When Frida bursts through the doors, her dress soaked in sweat and her voice trembling, all eyes turn.
"Miss Evenlyn… she fainted. Please… she needs—"
Vivienne doesn't wait. She leaves without permission, without breath, without apology.
Colonel Gideon glares at the door. "She always ruins everything. That girl is a curse."
The meeting dissolves. Silence returns.
That evening, the doctor arrives. His hands are steady, but his voice is not.
"She has a neurovascular degeneration," he says grimly. "Something rare. Aggressive. Her blindness was only the beginning.
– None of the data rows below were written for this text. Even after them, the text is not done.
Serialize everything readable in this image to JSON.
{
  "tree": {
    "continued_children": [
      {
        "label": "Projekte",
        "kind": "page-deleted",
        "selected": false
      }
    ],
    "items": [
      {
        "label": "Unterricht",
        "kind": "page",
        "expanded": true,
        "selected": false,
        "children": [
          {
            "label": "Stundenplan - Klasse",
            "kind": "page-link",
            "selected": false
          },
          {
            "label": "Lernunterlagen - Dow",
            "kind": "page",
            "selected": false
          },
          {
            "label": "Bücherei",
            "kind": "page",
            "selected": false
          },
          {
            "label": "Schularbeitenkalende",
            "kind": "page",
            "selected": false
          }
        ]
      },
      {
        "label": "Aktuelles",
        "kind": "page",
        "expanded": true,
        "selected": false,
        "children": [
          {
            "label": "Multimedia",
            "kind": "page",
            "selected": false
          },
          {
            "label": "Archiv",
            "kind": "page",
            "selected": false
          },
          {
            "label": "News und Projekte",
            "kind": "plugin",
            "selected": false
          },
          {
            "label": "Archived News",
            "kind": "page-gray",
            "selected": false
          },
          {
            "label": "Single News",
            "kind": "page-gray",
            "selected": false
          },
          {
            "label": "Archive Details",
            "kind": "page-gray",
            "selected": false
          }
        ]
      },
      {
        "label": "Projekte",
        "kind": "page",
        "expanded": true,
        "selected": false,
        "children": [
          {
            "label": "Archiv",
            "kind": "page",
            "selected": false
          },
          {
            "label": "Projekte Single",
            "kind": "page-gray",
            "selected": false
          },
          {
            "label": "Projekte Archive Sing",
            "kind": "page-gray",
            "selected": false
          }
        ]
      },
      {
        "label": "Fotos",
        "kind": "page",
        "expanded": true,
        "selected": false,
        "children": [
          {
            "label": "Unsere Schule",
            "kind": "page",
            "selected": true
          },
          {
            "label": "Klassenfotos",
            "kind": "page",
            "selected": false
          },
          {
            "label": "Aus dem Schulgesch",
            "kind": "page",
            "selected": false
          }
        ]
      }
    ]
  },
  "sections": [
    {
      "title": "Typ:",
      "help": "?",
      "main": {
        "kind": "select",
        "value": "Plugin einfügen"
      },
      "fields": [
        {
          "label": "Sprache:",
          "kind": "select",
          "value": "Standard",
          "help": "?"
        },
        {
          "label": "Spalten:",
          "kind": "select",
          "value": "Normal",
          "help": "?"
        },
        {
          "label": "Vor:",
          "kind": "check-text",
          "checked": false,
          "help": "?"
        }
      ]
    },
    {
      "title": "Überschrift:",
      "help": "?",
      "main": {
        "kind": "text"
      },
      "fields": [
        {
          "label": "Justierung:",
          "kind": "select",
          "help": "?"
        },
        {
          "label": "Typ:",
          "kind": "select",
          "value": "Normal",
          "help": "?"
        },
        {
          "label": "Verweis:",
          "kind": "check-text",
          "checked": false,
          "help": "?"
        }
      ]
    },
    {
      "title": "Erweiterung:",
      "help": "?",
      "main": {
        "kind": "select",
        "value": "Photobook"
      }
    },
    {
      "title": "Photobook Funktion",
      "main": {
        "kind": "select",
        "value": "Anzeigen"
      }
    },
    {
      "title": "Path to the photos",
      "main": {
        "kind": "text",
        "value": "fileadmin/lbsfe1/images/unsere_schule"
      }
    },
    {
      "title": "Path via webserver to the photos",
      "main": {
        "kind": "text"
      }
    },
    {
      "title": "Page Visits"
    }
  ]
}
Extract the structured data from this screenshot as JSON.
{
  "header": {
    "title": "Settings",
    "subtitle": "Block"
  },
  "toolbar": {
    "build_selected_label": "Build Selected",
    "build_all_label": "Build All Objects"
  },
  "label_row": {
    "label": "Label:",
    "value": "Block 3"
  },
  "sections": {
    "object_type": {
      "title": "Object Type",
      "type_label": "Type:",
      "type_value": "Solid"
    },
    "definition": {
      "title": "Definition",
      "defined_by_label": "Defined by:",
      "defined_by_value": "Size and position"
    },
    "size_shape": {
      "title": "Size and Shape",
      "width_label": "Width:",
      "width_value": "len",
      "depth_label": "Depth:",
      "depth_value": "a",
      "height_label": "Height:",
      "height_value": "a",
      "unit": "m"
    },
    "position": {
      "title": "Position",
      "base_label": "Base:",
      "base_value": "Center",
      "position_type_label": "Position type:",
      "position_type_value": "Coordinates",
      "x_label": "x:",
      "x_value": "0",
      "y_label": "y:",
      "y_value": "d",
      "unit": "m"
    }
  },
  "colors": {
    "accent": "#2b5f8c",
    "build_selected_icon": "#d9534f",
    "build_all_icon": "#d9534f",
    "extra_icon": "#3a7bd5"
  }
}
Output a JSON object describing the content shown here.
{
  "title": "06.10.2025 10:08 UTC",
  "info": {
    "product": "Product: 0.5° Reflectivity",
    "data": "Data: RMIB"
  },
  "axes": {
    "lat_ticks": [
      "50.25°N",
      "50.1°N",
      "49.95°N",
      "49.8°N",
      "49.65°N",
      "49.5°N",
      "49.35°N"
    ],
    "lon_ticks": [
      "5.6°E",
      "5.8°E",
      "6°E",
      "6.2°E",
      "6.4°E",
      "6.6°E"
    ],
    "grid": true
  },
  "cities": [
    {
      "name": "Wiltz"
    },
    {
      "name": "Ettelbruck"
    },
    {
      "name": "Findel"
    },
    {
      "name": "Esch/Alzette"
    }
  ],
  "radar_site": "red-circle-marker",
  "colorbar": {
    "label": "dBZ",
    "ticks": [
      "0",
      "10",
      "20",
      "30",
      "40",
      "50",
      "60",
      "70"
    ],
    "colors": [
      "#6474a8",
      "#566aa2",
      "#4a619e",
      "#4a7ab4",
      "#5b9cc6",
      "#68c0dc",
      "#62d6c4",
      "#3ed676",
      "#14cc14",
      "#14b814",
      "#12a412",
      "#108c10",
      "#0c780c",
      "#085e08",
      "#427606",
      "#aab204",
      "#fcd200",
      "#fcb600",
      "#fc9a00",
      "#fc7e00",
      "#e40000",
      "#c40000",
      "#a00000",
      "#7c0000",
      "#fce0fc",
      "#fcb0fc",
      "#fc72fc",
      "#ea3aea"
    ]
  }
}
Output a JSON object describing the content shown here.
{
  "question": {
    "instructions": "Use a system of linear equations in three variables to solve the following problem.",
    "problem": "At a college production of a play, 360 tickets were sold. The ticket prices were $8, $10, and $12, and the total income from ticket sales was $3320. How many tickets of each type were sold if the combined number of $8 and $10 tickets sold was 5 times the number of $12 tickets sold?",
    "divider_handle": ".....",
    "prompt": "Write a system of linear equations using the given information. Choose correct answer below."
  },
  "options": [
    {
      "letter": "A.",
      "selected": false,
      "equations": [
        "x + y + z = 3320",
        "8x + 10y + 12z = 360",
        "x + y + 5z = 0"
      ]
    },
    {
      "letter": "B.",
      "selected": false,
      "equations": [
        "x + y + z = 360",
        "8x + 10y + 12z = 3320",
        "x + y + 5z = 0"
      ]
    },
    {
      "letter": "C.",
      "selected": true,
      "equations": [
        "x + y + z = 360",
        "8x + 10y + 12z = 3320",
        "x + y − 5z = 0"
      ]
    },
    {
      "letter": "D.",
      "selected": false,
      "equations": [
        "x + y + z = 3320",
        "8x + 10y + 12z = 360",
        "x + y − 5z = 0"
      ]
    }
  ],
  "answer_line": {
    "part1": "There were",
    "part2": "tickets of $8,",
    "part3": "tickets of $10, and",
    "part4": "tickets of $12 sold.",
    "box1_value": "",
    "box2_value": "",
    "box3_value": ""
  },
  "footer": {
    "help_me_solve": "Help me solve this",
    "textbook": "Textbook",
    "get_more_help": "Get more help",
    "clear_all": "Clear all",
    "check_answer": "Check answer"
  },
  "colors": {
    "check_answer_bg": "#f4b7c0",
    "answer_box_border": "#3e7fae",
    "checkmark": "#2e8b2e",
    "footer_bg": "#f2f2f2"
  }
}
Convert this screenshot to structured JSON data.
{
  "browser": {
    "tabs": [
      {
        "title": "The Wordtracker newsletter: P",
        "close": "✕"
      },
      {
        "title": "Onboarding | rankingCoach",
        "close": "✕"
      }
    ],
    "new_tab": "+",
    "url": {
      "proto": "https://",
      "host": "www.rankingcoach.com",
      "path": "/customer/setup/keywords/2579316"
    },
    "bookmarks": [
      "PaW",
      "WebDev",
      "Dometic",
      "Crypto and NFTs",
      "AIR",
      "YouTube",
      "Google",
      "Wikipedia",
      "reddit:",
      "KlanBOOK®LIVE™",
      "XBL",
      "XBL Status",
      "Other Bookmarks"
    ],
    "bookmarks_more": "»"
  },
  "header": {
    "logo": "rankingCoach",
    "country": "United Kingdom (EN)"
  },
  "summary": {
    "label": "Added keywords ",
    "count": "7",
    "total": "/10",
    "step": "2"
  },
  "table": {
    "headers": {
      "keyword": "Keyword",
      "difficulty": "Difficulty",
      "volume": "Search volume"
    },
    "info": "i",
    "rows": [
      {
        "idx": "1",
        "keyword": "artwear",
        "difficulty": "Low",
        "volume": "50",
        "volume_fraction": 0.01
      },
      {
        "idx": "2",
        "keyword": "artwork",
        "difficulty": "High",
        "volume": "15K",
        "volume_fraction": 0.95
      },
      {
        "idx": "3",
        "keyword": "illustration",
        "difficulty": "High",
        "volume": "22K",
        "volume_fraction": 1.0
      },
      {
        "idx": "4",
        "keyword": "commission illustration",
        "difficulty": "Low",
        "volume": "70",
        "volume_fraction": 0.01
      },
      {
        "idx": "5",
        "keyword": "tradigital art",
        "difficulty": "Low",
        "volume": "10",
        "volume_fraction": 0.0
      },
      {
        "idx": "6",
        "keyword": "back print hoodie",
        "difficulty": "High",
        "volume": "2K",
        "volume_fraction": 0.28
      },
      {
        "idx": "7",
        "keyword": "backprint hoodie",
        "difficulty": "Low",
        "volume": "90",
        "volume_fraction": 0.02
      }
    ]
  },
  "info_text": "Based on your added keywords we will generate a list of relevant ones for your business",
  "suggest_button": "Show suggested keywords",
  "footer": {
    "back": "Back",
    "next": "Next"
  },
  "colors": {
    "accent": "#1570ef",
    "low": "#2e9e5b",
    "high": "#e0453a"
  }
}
If we don't operate soon, she may not survive."
Vivienne's lips quiver. "Is there hope?"
"The surgery is high-risk. Unpredictable. We can't say what the outcome will be."
And in the stillness of that moment, the Colonel speaks without a flicker of emotion.
"Let her die, then. I won't waste another second or cent on her."
Vivienne breaks. Frida weeps silently.
In her room, Evenlyn stirs. The touch of a cool cloth against her forehead makes her blink once, then twice. Her lips part in a whisper so soft, it sounds like a sigh.
"Is this how silence ends… with no one left who wants to hear you?"
Later that night, long after the noise has died and the doors have closed, Rowen stands near the grand corridor of Windmere, watching the hallway that leads to the guest quarters — the wing that belongs to the Grace family.
He doesn't know her.
But he saw the way her mother ran. The way the Colonel didn't.
And somehow, in the vastness of all the battles he has fought, this silent war — this invisible pain — tugs at him differently.
Just a flicker. A shift.
Not sympathy.
Not care.
But something… like an echo of something not yet born.
A seed of emotion buried so deep it cannot even name itself. Not yet. Not now.
But it lingers — quietly — like a story just beginning.